In Hawaii, the whole island grows dark at night. People sleep with the sun, the animals too. Streets, unlittered with lampposts, are wide and welcoming for the late-night bikers. On the beaches, small crabs glow and the moon, like a stadium light, illuminates the sand. If you want to stay awake, you have to go to the beach. The water turns gelatinous, and the fish hold their position until dawn. Once, I tried to swim in the water at night, but it would not accept me. I wish I was one of those Hawaiian sea creatures, cradled nightly by the sea.

In addition to writing to music, Taylor taught us about our writing as music. We had various assignments in which we would write poetry to a beat. I noticed how, with the knowledge that the piece would be set to music, my content changed. I no longer tried to create a narrative but chose words that sounded nice together, typically ending lines in a rhyme. My group and I created a ridiculous rap that would have read awfully on the page, but, set to a beat, had a good flow. I realized how difficult it is to write music that both sounds good and reads well on the page, and now understand why most musicians prioritize rhythm over meaning.

The performance poetry unit introduced me to the importance of rhythm in writing. Even if the meter is subtle, the innate pleasure one finds in a beat will improve their experience as a listener and add a foundation the piece. As we prepare for the upcoming Fall show, I find myself returning to the lessons Taylor taught us about reading to an imaginary beat, and how to attract the audience by doing so.

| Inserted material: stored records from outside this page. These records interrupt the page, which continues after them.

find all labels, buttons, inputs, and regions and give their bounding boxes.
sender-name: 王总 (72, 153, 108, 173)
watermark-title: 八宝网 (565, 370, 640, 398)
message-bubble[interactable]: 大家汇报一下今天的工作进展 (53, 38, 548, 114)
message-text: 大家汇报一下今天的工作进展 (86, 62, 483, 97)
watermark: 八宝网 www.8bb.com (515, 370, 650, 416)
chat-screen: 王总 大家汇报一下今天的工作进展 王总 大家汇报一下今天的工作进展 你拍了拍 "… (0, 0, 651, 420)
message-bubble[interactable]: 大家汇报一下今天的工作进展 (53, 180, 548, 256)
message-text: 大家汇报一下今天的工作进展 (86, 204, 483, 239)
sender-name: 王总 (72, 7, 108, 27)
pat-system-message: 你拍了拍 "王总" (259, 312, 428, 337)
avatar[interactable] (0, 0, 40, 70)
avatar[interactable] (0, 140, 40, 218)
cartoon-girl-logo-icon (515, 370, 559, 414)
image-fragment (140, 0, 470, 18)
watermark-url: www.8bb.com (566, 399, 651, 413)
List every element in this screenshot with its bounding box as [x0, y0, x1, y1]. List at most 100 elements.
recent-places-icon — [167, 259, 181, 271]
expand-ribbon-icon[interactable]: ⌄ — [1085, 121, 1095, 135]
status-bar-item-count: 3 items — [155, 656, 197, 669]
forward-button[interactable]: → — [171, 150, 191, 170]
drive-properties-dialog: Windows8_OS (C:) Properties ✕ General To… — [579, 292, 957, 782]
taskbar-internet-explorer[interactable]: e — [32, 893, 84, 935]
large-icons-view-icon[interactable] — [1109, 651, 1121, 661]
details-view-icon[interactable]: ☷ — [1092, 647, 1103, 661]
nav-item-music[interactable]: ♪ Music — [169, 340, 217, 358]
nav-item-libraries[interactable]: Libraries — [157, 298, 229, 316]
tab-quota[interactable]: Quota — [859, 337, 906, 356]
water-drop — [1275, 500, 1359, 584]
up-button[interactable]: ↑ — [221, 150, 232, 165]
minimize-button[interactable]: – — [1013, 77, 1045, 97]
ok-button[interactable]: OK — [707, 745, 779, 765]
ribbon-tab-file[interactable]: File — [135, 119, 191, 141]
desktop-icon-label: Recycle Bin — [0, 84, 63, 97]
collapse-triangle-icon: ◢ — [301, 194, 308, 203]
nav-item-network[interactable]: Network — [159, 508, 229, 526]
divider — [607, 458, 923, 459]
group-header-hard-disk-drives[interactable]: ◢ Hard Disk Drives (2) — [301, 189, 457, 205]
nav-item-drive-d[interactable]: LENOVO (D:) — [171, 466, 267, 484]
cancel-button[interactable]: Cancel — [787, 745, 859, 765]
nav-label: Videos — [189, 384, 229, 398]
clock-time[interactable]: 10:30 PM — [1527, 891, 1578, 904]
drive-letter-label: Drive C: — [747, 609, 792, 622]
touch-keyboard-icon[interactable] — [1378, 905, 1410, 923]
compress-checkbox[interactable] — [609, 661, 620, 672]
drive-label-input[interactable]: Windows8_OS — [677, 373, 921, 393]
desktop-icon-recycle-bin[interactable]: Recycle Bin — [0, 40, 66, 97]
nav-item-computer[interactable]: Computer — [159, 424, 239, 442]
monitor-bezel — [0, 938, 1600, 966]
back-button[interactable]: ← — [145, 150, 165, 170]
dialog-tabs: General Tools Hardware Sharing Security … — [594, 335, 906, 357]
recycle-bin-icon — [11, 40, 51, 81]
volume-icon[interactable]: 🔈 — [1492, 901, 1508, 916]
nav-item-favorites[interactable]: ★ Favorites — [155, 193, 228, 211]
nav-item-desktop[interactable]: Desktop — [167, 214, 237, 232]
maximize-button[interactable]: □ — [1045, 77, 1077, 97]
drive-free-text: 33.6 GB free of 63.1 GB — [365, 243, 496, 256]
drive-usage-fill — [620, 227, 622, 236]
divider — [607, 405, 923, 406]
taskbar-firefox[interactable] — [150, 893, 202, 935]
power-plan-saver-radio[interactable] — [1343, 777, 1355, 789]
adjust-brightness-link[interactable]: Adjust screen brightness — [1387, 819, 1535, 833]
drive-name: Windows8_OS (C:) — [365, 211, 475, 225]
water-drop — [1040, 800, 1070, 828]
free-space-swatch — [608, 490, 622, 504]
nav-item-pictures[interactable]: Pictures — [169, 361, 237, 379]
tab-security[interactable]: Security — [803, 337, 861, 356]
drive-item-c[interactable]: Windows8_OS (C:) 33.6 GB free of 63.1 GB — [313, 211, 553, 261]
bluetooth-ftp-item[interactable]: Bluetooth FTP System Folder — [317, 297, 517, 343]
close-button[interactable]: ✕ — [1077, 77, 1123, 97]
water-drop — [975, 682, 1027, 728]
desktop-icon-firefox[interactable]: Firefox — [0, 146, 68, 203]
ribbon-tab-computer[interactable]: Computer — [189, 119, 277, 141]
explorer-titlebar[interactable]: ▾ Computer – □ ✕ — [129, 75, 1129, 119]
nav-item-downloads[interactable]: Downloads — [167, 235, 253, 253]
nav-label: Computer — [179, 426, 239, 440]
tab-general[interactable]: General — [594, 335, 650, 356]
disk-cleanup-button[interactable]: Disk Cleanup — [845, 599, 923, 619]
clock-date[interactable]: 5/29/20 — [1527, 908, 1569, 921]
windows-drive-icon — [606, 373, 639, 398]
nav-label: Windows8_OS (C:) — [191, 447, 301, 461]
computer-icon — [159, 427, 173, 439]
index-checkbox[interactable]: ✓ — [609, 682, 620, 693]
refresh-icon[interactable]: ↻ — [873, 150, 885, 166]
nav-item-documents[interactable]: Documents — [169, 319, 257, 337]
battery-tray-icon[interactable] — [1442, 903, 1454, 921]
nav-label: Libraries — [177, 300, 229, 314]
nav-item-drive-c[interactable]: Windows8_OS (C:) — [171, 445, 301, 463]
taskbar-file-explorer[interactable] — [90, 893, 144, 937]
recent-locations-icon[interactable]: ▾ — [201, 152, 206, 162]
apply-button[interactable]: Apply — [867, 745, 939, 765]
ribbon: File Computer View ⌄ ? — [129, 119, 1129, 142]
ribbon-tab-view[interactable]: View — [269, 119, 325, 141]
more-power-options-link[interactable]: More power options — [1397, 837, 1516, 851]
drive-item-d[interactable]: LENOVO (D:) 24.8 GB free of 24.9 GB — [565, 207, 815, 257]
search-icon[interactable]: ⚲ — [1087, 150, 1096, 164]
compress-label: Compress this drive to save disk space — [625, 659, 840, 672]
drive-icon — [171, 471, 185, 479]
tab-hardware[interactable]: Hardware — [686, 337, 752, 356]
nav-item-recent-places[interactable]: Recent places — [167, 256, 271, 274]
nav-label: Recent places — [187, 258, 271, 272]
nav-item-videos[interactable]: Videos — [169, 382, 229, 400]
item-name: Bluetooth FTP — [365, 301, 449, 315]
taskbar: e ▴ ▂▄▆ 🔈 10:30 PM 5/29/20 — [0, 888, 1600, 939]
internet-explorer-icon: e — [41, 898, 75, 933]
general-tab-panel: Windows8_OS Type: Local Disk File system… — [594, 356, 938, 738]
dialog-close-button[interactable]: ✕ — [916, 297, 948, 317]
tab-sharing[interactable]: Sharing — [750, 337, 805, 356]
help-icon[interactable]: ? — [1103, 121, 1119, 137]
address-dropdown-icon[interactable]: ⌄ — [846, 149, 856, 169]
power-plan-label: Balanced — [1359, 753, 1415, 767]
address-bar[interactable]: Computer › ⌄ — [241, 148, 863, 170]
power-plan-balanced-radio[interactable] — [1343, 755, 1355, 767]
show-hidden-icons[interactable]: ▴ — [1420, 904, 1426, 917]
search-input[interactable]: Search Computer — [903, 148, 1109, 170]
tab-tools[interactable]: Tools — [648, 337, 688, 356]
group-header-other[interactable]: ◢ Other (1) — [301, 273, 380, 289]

Eva Whitney, class of 2020

“I feel like an old oak door” by Max Chu

Over the summer I was in a funk. Whenever I tried to write, I got the overwhelming sensation that I was wasting my own time, in addition to whichever poor friend who had to read my own piece. For months this creeping sensation followed me, making itself intertwined with the heat of the summer like a cat in a curtain! I roamed about my day to day of summer nothings with this funk gnawing away at my creativity and only at night when it got cooler could I assess the damages. After the summer, I named this time in my life the “Funky Hours,” and out of the Funky Hours came nothing but that grey spitting funky mush.

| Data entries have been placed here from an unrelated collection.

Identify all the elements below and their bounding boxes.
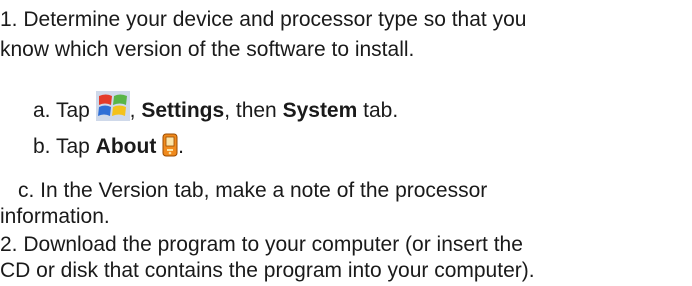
- step-1-continuation: know which version of the software to in…: [0, 38, 415, 61]
- step-a-prefix: a. Tap: [33, 99, 96, 122]
- step-b-line: b. Tap About .: [33, 133, 184, 160]
- instruction-document: 1. Determine your device and processor t…: [0, 0, 692, 286]
- about-label: About: [95, 135, 157, 158]
- step-a-mid: , then: [224, 99, 283, 122]
- step-b-suffix: .: [178, 135, 185, 158]
- cropped-previous-line: [0, 0, 160, 3]
- step-1-line: 1. Determine your device and processor t…: [0, 8, 527, 31]
- about-device-icon: [162, 133, 178, 157]
- step-a-suffix: tab.: [357, 99, 399, 122]
- step-c-continuation: information.: [0, 205, 110, 228]
- settings-label: Settings: [141, 99, 225, 122]
- step-c-line: c. In the Version tab, make a note of th…: [18, 179, 488, 202]
- step-a-sep: ,: [129, 99, 142, 122]
- step-2-line: 2. Download the program to your computer…: [0, 233, 523, 256]
- step-a-line: a. Tap , Settings, then System tab.: [33, 91, 398, 124]
- windows-start-icon: [95, 91, 130, 121]
- system-tab-label: System: [282, 99, 358, 122]
- step-2-continuation: CD or disk that contains the program int…: [0, 259, 535, 282]
- step-b-prefix: b. Tap: [33, 135, 96, 158]
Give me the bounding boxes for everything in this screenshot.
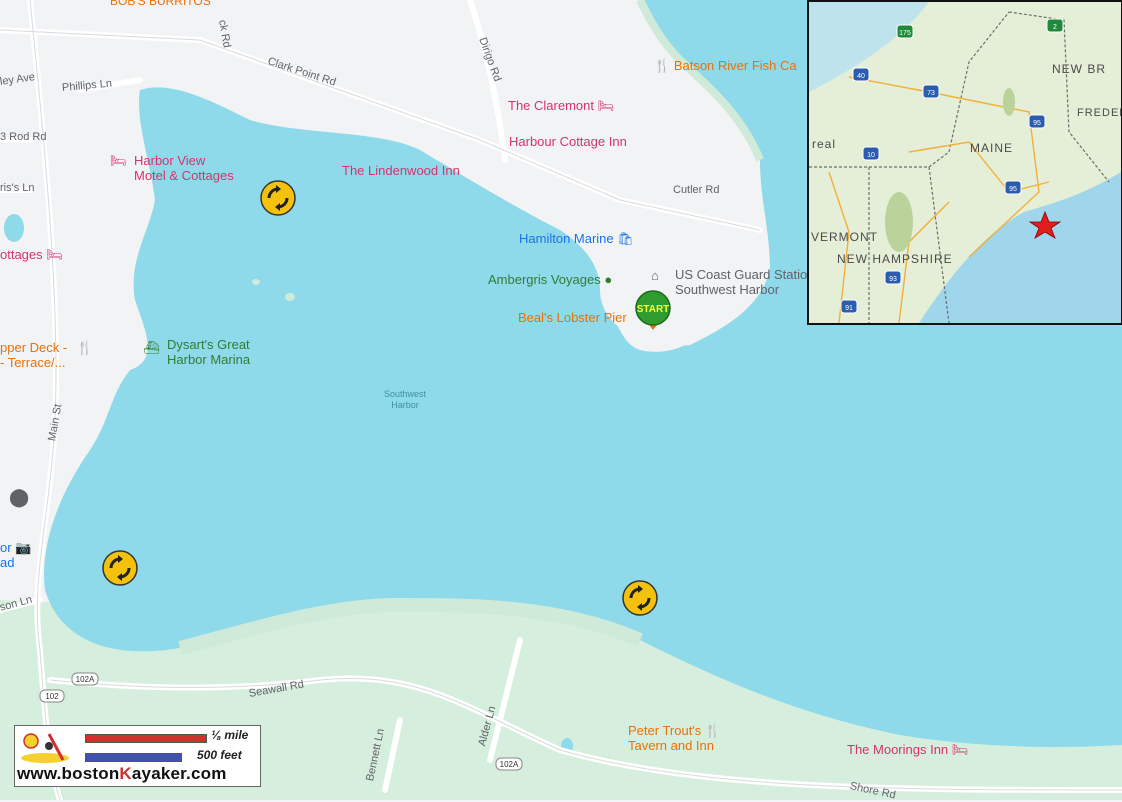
circular-arrows-icon[interactable] [622,580,658,616]
highway-shield-icon: 91 [840,299,858,314]
svg-text:102: 102 [45,692,59,701]
boat-icon: ⛴ [143,340,160,355]
svg-text:95: 95 [1009,186,1017,193]
hotel-icon: 🛏 [951,742,969,757]
poi-the-claremont[interactable]: The Claremont 🛏 [508,98,614,113]
poi-peter-trouts[interactable]: Peter Trout's 🍴 Tavern and Inn [628,723,721,753]
highway-shield-icon: 40 [852,67,870,82]
hotel-icon: 🛏 [46,247,63,262]
circular-arrows-icon[interactable] [102,550,138,586]
highway-shield-icon: 93 [884,270,902,285]
poi-cottages[interactable]: ottages 🛏 [0,247,63,262]
poi-batson-river[interactable]: 🍴 Batson River Fish Ca [654,58,797,73]
restaurant-icon: 🍴 [76,340,94,355]
inset-map-canvas: 175 40 73 95 10 95 93 91 2 [809,2,1121,323]
poi-lindenwood-inn[interactable]: The Lindenwood Inn [342,163,460,178]
government-building-icon: ⌂ [651,268,659,283]
scale-bar-mile [85,734,207,743]
poi-moorings-inn[interactable]: The Moorings Inn 🛏 [847,742,968,757]
site-url[interactable]: www.bostonKayaker.com [17,764,227,784]
poi-coast-guard[interactable]: ⌂ US Coast Guard Statio Southwest Harbor [651,267,807,297]
route-102a-shield-south: 102A [495,757,523,771]
highway-shield-icon: 73 [922,84,940,99]
poi-hamilton-marine[interactable]: Hamilton Marine 🛍 [519,231,634,246]
inset-label-new-hampshire: NEW HAMPSHIRE [837,252,953,266]
hotel-icon: 🛏 [597,98,615,113]
map-pin-icon[interactable]: ⬤ [9,488,29,506]
poi-harbour-cottage-inn[interactable]: Harbour Cottage Inn [509,134,627,149]
inset-label-frederi: FREDER [1077,107,1121,119]
poi-dysarts[interactable]: ⛴ Dysart's Great Harbor Marina [143,337,250,367]
restaurant-icon: 🍴 [654,58,671,73]
inset-label-maine: MAINE [970,141,1014,155]
water-label-southwest-harbor: Southwest Harbor [384,389,427,410]
svg-text:40: 40 [857,73,865,80]
highway-shield-icon: 10 [862,146,880,161]
inset-locator-map: 175 40 73 95 10 95 93 91 2 NEW BR FREDER MAINE r… [807,0,1122,325]
kayaker-logo-icon [19,732,71,766]
highway-shield-icon: 175 [896,24,914,39]
circular-arrows-icon[interactable] [260,180,296,216]
scale-bar-feet [85,753,182,762]
svg-text:102A: 102A [76,675,95,684]
scale-mile-label: ⅛ mile [211,728,249,742]
svg-text:93: 93 [889,276,897,283]
shopping-bag-icon: 🛍 [617,231,634,246]
scale-feet-label: 500 feet [197,748,242,762]
road-3-rod: 3 Rod Rd [0,131,47,143]
poi-edge-or-ad[interactable]: or 📷 ad [0,540,31,570]
highway-shield-icon: 95 [1004,180,1022,195]
route-102-shield: 102 [39,689,65,703]
svg-text:START: START [637,304,670,315]
svg-text:10: 10 [867,152,875,159]
road-ris-ln: ris's Ln [0,182,35,194]
road-bobs-burritos: BOB'S BURRITOS [110,0,211,8]
scale-legend: ⅛ mile 500 feet www.bostonKayaker.com [14,725,261,787]
inset-label-vermont: VERMONT [811,230,878,244]
svg-text:91: 91 [845,305,853,312]
road-cutler: Cutler Rd [673,184,720,196]
inset-label-new-br: NEW BR [1052,62,1106,76]
camera-icon: 📷 [15,540,32,555]
route-102a-shield-west: 102A [71,672,99,686]
poi-upper-deck[interactable]: pper Deck - 🍴 - Terrace/... [0,340,93,370]
svg-text:175: 175 [899,30,911,37]
map-pin-icon: ● [604,272,613,287]
highway-shield-icon: 95 [1028,114,1046,129]
hotel-icon: 🛏 [110,153,127,168]
svg-text:73: 73 [927,90,935,97]
poi-ambergris-voyages[interactable]: Ambergris Voyages ● [488,272,612,287]
svg-text:2: 2 [1053,24,1057,31]
svg-text:95: 95 [1033,120,1041,127]
inset-label-real: real [812,137,837,151]
poi-beals-lobster-pier[interactable]: Beal's Lobster Pier [518,310,627,325]
poi-harbor-view[interactable]: 🛏 Harbor View Motel & Cottages [110,153,234,183]
restaurant-icon: 🍴 [704,723,722,738]
svg-text:102A: 102A [500,760,519,769]
highway-shield-icon: 2 [1046,18,1064,33]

The one and only salvageable thing I wrote over the summer came to me thusly, on the hottest day of the year. I was sitting at a kitchen table, sweltering. The window yawning, and through its mouth I could see the greater countryside of Britain. A man stood in front of me, and had been talking and talking for maybe days, who was I to say? I tip my chair back, and while balancing on the tip of two legs is when I deem it appropriate to evaluate how each part of my body is feeling, specifically (as I do in moments of great…inaction). I start with my toes, work up, and come to this conclusion, expressed best in the poetic form:

I feel like an old oak door

by Max Chu

              I
feel      like
an        old
oak
              door
.

This may be the best poem that came out of the Funky Hours. In the moment of conception, there was no doubt in my mind that this was the truest poem I could have written. As the author, I can tell you with full assurance that the speaker and the author are one, that the old oak door that the speaker describes is the same to the one that the author envisions in his mind’s eye! Therefore, whichever old oak door that the reader envisions the speaker to be envisioning is the same to the one that the author, me, is envisioning.

My godmother use to own this enormous house in the wilderness of Inverness. Whether it was actually in the wilderness and whether it was actually enormous is unknown to me, as I have not been back to the house since my childhood. However, in the mornings, my godmother would take a dog food dish and fill it with birdseed before leaving her front door and placing the food on the front porch. Then she would turn around and go back inside, closing the red old oak door behind her. I bet you didn’t expect it to be red!